- A new security flaw in WhatsApp can let cybercriminals suspend the account of any user using their phone number.
- The attackers apparently do not need any information about the user other than his phone number.
- However, the attacker can only get your account blocked but not gain access to it
Several phishing attacks on WhatsApp are a common sight but the latest vulnerability which has spotted seems to be the most dangerous amongst all. As per reports, the new security flaw in WhatsApp can let cybercriminals suspend the account of any user using their phone number. The attackers apparently do not need any information about the user other than his phone number. At the time the report was pushed out, there was no solution for the issue. However, the attacker can only get your account blocked but not gain access to it.
Security researchers Luis Márquez Carpintero and Ernesto Canales Pereña were the first ones to discover the dangerous flaw, and it was first reported by Forbes. While this sounds like an impossible thing to do, the researchers have found that the attackers first download WhatsApp on their phones and try to log in using the victim's mobile number. When that is being done, WhatsApp's two-factor authentication system immediately sends a code to the victim's phone number. This prohibits the attacker to gain access to the account, but he keeps repeating the process. Due to several failed login attempts, WhatsApp disables login for 12 hours. This stops both the victim and attacker to log in to their WhatsApp account for 12 hours.

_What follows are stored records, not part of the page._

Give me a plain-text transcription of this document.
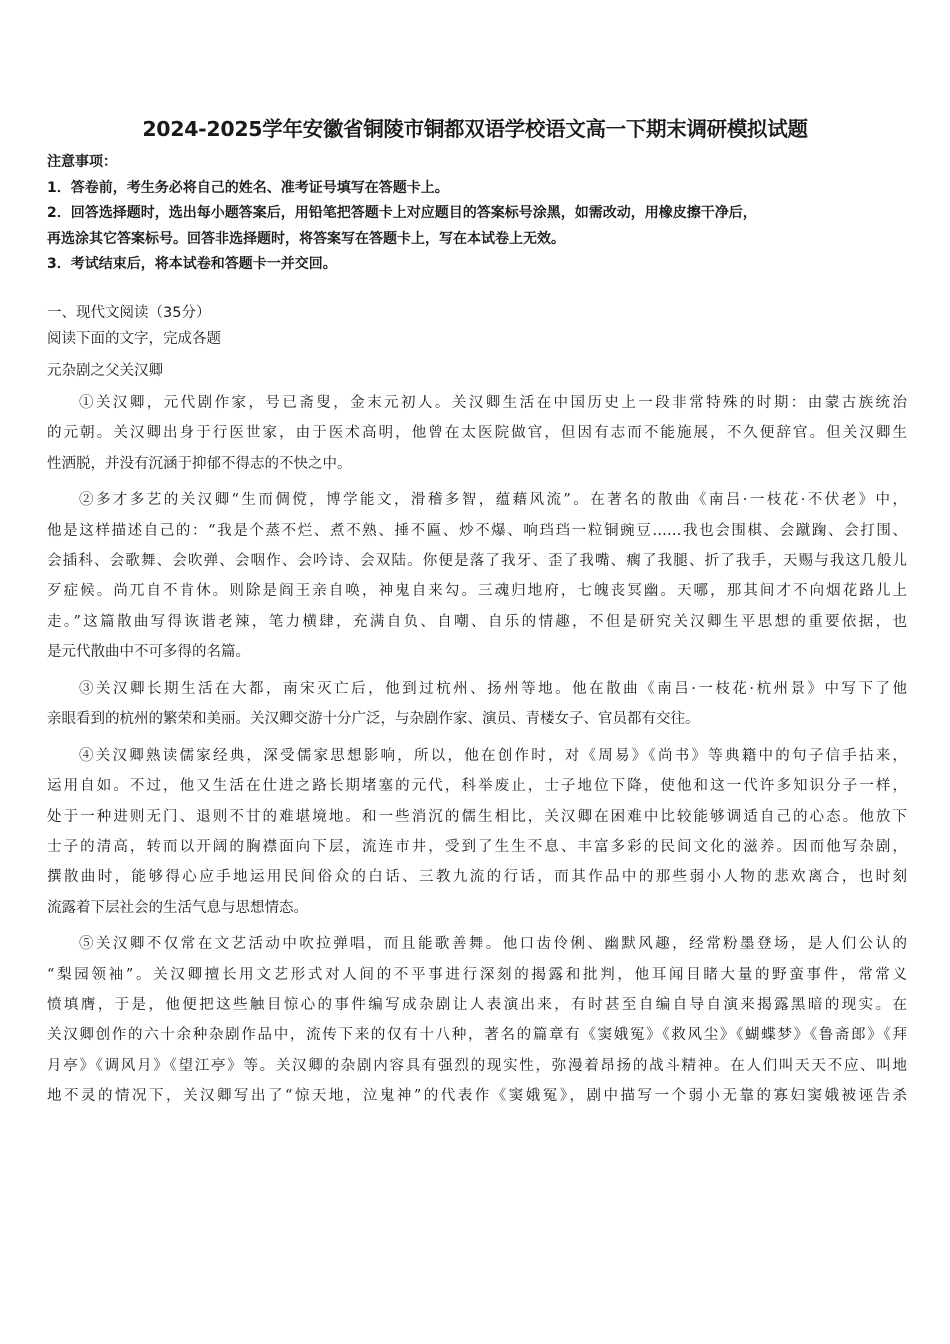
2024-2025学年安徽省铜陵市铜都双语学校语文高一下期末调研模拟试题
注意事项：
1．答卷前，考生务必将自己的姓名、准考证号填写在答题卡上。
2．回答选择题时，选出每小题答案后，用铅笔把答题卡上对应题目的答案标号涂黑，如需改动，用橡皮擦干净后，
再选涂其它答案标号。回答非选择题时，将答案写在答题卡上，写在本试卷上无效。
3．考试结束后，将本试卷和答题卡一并交回。
一、现代文阅读（35分）
阅读下面的文字，完成各题
元杂剧之父关汉卿
①关汉卿，元代剧作家，号已斋叟，金末元初人。关汉卿生活在中国历史上一段非常特殊的时期：由蒙古族统治
的元朝。关汉卿出身于行医世家，由于医术高明，他曾在太医院做官，但因有志而不能施展，不久便辞官。但关汉卿生
性洒脱，并没有沉涵于抑郁不得志的不快之中。
②多才多艺的关汉卿“生而倜傥，博学能文，滑稽多智，蕴藉风流”。在著名的散曲《南吕·一枝花·不伏老》中，
他是这样描述自己的：“我是个蒸不烂、煮不熟、捶不匾、炒不爆、响珰珰一粒铜豌豆……我也会围棋、会蹴踘、会打围、
会插科、会歌舞、会吹弹、会咽作、会吟诗、会双陆。你便是落了我牙、歪了我嘴、瘸了我腿、折了我手，天赐与我这几般儿
歹症候。尚兀自不肯休。则除是阎王亲自唤，神鬼自来勾。三魂归地府，七魄丧冥幽。天哪，那其间才不向烟花路儿上
走。”这篇散曲写得诙谐老辣，笔力横肆，充满自负、自嘲、自乐的情趣，不但是研究关汉卿生平思想的重要依据，也
是元代散曲中不可多得的名篇。
③关汉卿长期生活在大都，南宋灭亡后，他到过杭州、扬州等地。他在散曲《南吕·一枝花·杭州景》中写下了他
亲眼看到的杭州的繁荣和美丽。关汉卿交游十分广泛，与杂剧作家、演员、青楼女子、官员都有交往。
④关汉卿熟读儒家经典，深受儒家思想影响，所以，他在创作时，对《周易》《尚书》等典籍中的句子信手拈来，
运用自如。不过，他又生活在仕进之路长期堵塞的元代，科举废止，士子地位下降，使他和这一代许多知识分子一样，
处于一种进则无门、退则不甘的难堪境地。和一些消沉的儒生相比，关汉卿在困难中比较能够调适自己的心态。他放下
士子的清高，转而以开阔的胸襟面向下层，流连市井，受到了生生不息、丰富多彩的民间文化的滋养。因而他写杂剧，
撰散曲时，能够得心应手地运用民间俗众的白话、三教九流的行话，而其作品中的那些弱小人物的悲欢离合，也时刻
流露着下层社会的生活气息与思想情态。
⑤关汉卿不仅常在文艺活动中吹拉弹唱，而且能歌善舞。他口齿伶俐、幽默风趣，经常粉墨登场，是人们公认的
“梨园领袖”。关汉卿擅长用文艺形式对人间的不平事进行深刻的揭露和批判，他耳闻目睹大量的野蛮事件，常常义
愤填膺，于是，他便把这些触目惊心的事件编写成杂剧让人表演出来，有时甚至自编自导自演来揭露黑暗的现实。在
关汉卿创作的六十余种杂剧作品中，流传下来的仅有十八种，著名的篇章有《窦娥冤》《救风尘》《蝴蝶梦》《鲁斋郎》《拜
月亭》《调风月》《望江亭》等。关汉卿的杂剧内容具有强烈的现实性，弥漫着昂扬的战斗精神。在人们叫天天不应、叫地
地不灵的情况下，关汉卿写出了“惊天地，泣鬼神”的代表作《窦娥冤》，剧中描写一个弱小无靠的寡妇窦娥被诬告杀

The next thing that the attackers do is email WhatsApp, asking them to deactivate or suspend the phone number of the victim. The attacker does not mention that it has logged the user out of the account but claims that the victim's phone has been lost or stolen. WhatsApp without cross-checking or asking for any inputs from the victim deactivates the WhatsApp account. If the process is repeated, WhatsApp can lock the account permanently.
"There is no way of opting out of being discovered on WhatsApp. Anyone can type in a phone number to locate the associated account if it exists. Ideally, a move towards being more privacy focused would help protect users from this, as well as forcing people to implement a two-step verification PIN," ESET's Jake Moore told the Forbes. He had also warned that millions of users could be targeted using this attack if WhatsApp does not plan to up its security game or roll out a more stringent method.
Reacting to the latest security flaws, a WhatsApp spokesperson told Forbes "providing an email address with your two-step verification helps our customer service team assist people should they ever encounter this unlikely problem. The circumstances identified by this researcher would violate our terms of service, and we encourage anyone who needs help to email our support team, so we can investigate."